I know that the person I'm speaking about won't ever read this (and if she does, here is what I have to say: why not be straight with me? Please know that I support your endevours. Please also know that I'm trying to HELP YOU, not HURT you.) I guess I'm just stinging right now, because when I look back, I realize that there were probably a lot of people involved in this situation who weren't straight with me about their feelings. In return, this means that I can never be straight with them about how I felt.

But enough drama. Let's go on to the happier things. Brittany and Elissa are home, and I am so, so happy. Caitlyn is ready to pop any day now. Today was her due date, but I have yet to hear anything from anyone about whether Hailey is now among us or not.
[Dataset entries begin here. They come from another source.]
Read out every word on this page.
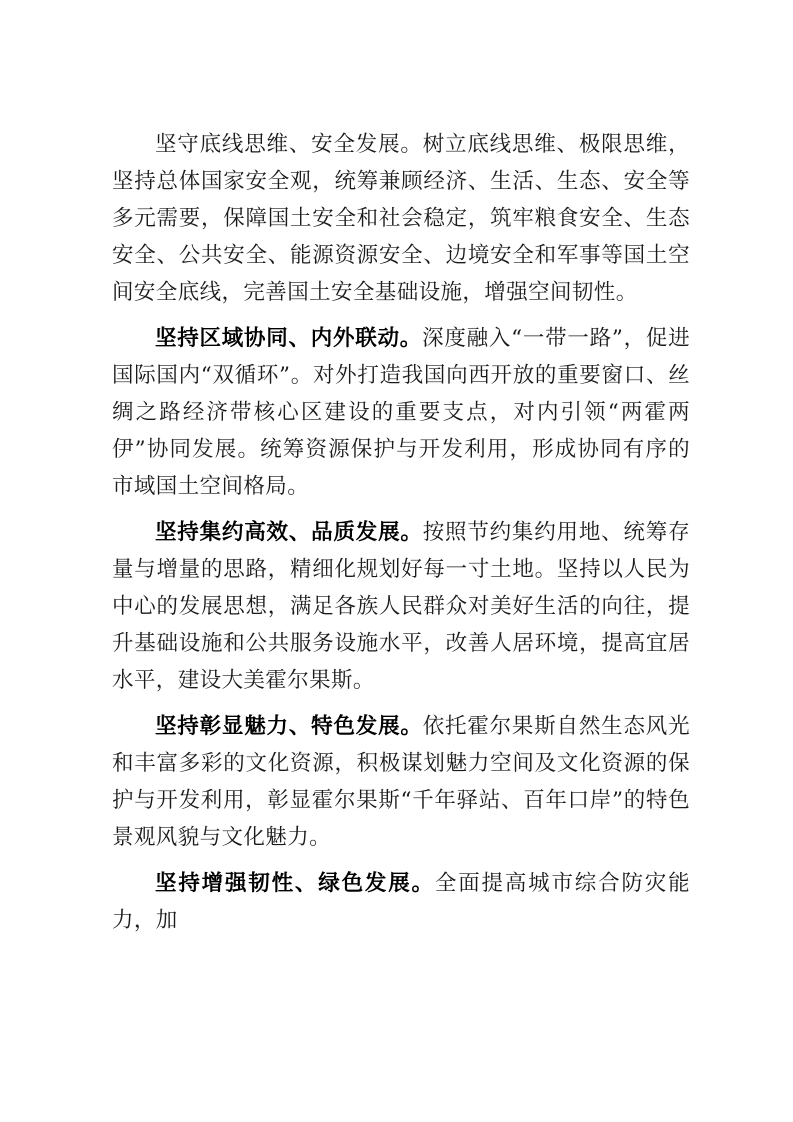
坚守底线思维、安全发展。树立底线思维、极限思维，坚持总体国家安全观，统筹兼顾经济、生活、生态、安全等多元需要，保障国土安全和社会稳定，筑牢粮食安全、生态安全、公共安全、能源资源安全、边境安全和军事等国土空间安全底线，完善国土安全基础设施，增强空间韧性。

坚持区域协同、内外联动。深度融入“一带一路”，促进国际国内“双循环”。对外打造我国向西开放的重要窗口、丝绸之路经济带核心区建设的重要支点，对内引领“两霍两伊”协同发展。统筹资源保护与开发利用，形成协同有序的市域国土空间格局。

坚持集约高效、品质发展。按照节约集约用地、统筹存量与增量的思路，精细化规划好每一寸土地。坚持以人民为中心的发展思想，满足各族人民群众对美好生活的向往，提升基础设施和公共服务设施水平，改善人居环境，提高宜居水平，建设大美霍尔果斯。

坚持彰显魅力、特色发展。依托霍尔果斯自然生态风光和丰富多彩的文化资源，积极谋划魅力空间及文化资源的保护与开发利用，彰显霍尔果斯“千年驿站、百年口岸”的特色景观风貌与文化魅力。

坚持增强韧性、绿色发展。全面提高城市综合防灾能力，加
All my Christmas presents (except the two that I haven't bought yet!) are finally wrapped, and the tree is decorated all nice and lovely. The Christmas baking was completed yesterday (after a long day...220 perogies later...) and the cleaning of the house is almost done as well. Now, to only wait 4 days until all the relatives come. I hope this is the greatest Christmas ever. I know that sounds cliche, but really, everything seems so good right now (except for the crappy, secretive drama, but even that can go away if no one thinks about it at all.) Let's just hope that the good tidings of comfort and joy will stick around, and that there will be peace on earth, good will toward men. And women. And children too.
  • I really enjoyed this post, it made me reconsider all my life goals. I feel so much better now.
    Thank you Lexi Poop
  • "It really hurts to find out that people slip around behind your back and accidentally let casual comments you say slip out."

    I sure hope this isn't directed towards me. I must warn you that I have told a few people that you told me that i am going to hell.
    • thats cause you are a heathen.
    • No, no, it's not towards you.

      Although for the record, you ASKED me if you were going to hell, and I said I didn't know for sure. Then you said what do you think, and I said, "Yeah, maybe." But I didn't come up and just say, "Dan Raber, you bad boy, you're going to hell." And then I started to explain my unique views of hell, but then Danchura started talking about hybridization.

      Just so everyone doesn't think I'm a judgemental legalist...
      • hahaha I know you didn't say it straight out and I of course don't mind that you think I'm going to hell. you're probably right anyways.